Recently we posted a video with Glen Peterson discussing how he holds his paddle. We thought we would dive into a more detailed discussion on the topic.
While this quick video is a great guide for pickleball players of all skill levels to consider, it is important to fully understand the different aspects of how the way you hold your paddle affects your shots so that you can make a choice that best compliments your game. In this post we discuss grip types and grip pressure so that you can continue to progress as a pickleball player.
While there are many variations, grip type is typically broken down into Continental and Eastern. These two grips are the most popular because they hold the paddle in a neutral position that allows you to hit both forehand and backhand shots without changing the position of your hand on the paddle. As Glen discussed in the video above, the majority of advanced players have started to drift towards the Eastern grip that he displays in the video.
The Continental grip may likely be how you first picked up a paddle, and is a great choice for beginners. To visually understand this grip, think of picking up a hammer, with the edge of your paddle being the mallet on the end that you strike a nail with. Holding your paddle like this situates the paddle neutrally in your hand, giving you great control near the net, but making it slightly more difficult to hit passes and drives from the baseline.
Often described as “shaking hands” with the paddle, the Eastern grip shifts the paddle slightly in your hand to allow you to add power to both your forehand and backhand shots. Basically, you rotate your hand slightly clockwise as a righty, or slightly counterclockwise as a lefty, to hold the third bevel instead of the second bevel of the handle. This grip provides a little leverage and positioning that will help you impart power and spin on the ball.
For a more detailed dive into these grip styles, check out our previous blog on Continental vs Eastern Grip - PickleballCentral.com
Regardless of your preferred grip style, you have the option to either extend your index finger up onto the paddle, or leave it wrapped around the handle with the rest of your hand. Again, it is a matter of preference that you can experiment with to find what feels most comfortable and best suits your playing style.
Placing your index finger on the edge of the paddle or even on the lower part of the hitting surface locks your wrist in place, much like a golf grip. The result is a cohesive lever from your elbow down that helps you be more precise with drop shots, resets, and dinks, but gives you a bit less leverage for drives. Also, with the index finger placed up the back of paddle face, occasionally when hitting backhand shots the ball might bounce off the finger causing a potential miss-hit or discomfort, but this doesn't happen very often.

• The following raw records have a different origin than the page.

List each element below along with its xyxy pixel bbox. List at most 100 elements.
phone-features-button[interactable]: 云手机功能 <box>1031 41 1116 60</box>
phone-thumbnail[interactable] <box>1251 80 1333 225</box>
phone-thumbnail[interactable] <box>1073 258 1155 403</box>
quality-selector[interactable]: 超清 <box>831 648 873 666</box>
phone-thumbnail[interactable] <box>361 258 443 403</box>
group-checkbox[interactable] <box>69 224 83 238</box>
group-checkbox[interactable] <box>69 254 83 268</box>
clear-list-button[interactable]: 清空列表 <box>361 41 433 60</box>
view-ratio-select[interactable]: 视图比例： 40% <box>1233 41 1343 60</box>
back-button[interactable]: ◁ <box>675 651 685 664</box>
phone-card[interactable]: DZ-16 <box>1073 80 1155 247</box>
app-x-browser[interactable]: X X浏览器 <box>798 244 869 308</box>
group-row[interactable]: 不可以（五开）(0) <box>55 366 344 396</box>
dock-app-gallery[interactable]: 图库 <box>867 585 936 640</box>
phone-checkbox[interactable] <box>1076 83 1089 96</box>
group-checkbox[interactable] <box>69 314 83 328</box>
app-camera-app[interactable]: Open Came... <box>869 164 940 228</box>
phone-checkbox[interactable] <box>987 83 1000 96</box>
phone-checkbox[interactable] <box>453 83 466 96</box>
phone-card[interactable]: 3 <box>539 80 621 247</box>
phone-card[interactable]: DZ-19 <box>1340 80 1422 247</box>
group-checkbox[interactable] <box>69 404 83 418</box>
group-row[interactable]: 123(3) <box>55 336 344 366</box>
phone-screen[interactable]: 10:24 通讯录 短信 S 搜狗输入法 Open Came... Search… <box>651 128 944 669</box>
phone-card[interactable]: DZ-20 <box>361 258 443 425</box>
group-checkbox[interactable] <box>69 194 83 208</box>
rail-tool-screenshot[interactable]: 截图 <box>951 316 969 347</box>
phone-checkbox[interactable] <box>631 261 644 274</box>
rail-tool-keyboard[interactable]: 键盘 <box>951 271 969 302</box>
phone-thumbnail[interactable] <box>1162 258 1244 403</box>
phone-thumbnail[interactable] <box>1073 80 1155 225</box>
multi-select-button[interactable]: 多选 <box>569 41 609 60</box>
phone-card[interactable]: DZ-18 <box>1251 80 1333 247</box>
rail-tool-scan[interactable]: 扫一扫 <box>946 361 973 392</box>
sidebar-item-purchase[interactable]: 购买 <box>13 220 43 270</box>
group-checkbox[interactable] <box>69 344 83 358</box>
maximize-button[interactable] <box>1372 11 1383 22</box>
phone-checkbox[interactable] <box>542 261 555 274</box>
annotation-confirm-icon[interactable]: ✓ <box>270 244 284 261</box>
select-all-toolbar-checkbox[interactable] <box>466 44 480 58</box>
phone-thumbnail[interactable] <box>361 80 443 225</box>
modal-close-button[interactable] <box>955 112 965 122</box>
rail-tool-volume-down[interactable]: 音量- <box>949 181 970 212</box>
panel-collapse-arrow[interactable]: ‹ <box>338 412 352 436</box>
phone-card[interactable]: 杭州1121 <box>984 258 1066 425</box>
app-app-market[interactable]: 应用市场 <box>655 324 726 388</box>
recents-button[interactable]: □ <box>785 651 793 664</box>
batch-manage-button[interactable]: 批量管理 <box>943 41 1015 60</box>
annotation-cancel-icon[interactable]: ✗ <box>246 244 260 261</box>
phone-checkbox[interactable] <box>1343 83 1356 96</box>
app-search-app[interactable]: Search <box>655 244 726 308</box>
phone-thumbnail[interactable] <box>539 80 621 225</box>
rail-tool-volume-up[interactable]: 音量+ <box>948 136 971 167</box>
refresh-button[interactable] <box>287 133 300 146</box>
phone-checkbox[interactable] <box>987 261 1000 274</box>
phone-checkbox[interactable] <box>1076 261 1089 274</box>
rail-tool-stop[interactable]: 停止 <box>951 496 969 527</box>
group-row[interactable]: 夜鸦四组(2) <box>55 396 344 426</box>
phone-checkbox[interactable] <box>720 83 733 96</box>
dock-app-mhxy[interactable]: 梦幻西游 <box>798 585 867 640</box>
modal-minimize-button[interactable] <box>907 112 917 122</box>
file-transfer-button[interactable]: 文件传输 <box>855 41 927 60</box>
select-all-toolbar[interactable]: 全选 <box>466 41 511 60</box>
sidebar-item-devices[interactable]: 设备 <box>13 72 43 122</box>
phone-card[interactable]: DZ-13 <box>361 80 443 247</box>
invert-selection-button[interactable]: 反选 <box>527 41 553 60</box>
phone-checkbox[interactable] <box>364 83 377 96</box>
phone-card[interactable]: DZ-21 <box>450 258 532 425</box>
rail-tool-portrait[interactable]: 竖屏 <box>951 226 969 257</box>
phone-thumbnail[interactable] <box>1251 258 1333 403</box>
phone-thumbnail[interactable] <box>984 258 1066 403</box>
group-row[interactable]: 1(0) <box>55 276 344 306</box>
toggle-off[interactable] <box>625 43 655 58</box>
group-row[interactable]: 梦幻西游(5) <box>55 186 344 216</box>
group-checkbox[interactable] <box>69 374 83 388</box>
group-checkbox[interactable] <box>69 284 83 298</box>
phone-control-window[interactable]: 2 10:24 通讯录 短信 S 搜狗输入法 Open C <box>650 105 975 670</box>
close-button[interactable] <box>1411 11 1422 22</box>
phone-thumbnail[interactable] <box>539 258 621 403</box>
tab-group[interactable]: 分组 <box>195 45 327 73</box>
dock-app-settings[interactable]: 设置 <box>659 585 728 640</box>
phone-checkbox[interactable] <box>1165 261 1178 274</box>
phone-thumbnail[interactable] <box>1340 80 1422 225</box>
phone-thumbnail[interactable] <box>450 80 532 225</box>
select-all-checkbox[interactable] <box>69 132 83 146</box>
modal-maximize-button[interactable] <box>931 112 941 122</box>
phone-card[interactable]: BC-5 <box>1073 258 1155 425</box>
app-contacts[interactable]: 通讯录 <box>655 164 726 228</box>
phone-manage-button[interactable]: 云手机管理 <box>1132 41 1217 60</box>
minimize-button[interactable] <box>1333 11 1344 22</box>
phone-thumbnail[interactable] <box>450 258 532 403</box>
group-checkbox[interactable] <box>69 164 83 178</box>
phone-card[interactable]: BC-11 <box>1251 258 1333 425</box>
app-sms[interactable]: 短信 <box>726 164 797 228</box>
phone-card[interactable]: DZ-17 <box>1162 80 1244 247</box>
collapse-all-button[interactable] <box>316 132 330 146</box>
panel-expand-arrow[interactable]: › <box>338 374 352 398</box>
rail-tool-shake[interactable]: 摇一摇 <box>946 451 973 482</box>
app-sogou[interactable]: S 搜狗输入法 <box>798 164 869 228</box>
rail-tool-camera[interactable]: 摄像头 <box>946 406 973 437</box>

Situating your hand lower on the handle and wrapping your index finger around the grip does the opposite of the finger up grip and lets you manipulate your wrist more. This wrist manipulation helps add leverage to your drives, allowing you to put more power and spin on your shots, making it a great choice for power shots.
Another variable in pickleball grips is grip pressure. As players progress in their pickleball skills, they typically discover that altering grip pressure depending on the type of shot can help with successful execution. For example, when hitting serves and powerful drives, holding the paddle with a firmer grip helps engage more of your arm and overall strength to deliver a more powerful shot. By contrast, when playing at the net and hitting softer dink shots or blocking drives your opponent may be delivering, holding the paddle with a softer grip (around 50% of full tightness) helps to deflect your opponent's power and pace, and allows you to respond with a softer shot. Exploring how grip pressure affects shot execution is an important step in improving one's pickleball skills.
Now that you understand the different grip styles and how they can help your game, it's time to head out to the courts and experiment! Whether you are using the tape method from our video above or simply moving the paddle around in your hand throughout a session, you should be able to find a comfortable grip that helps you excel.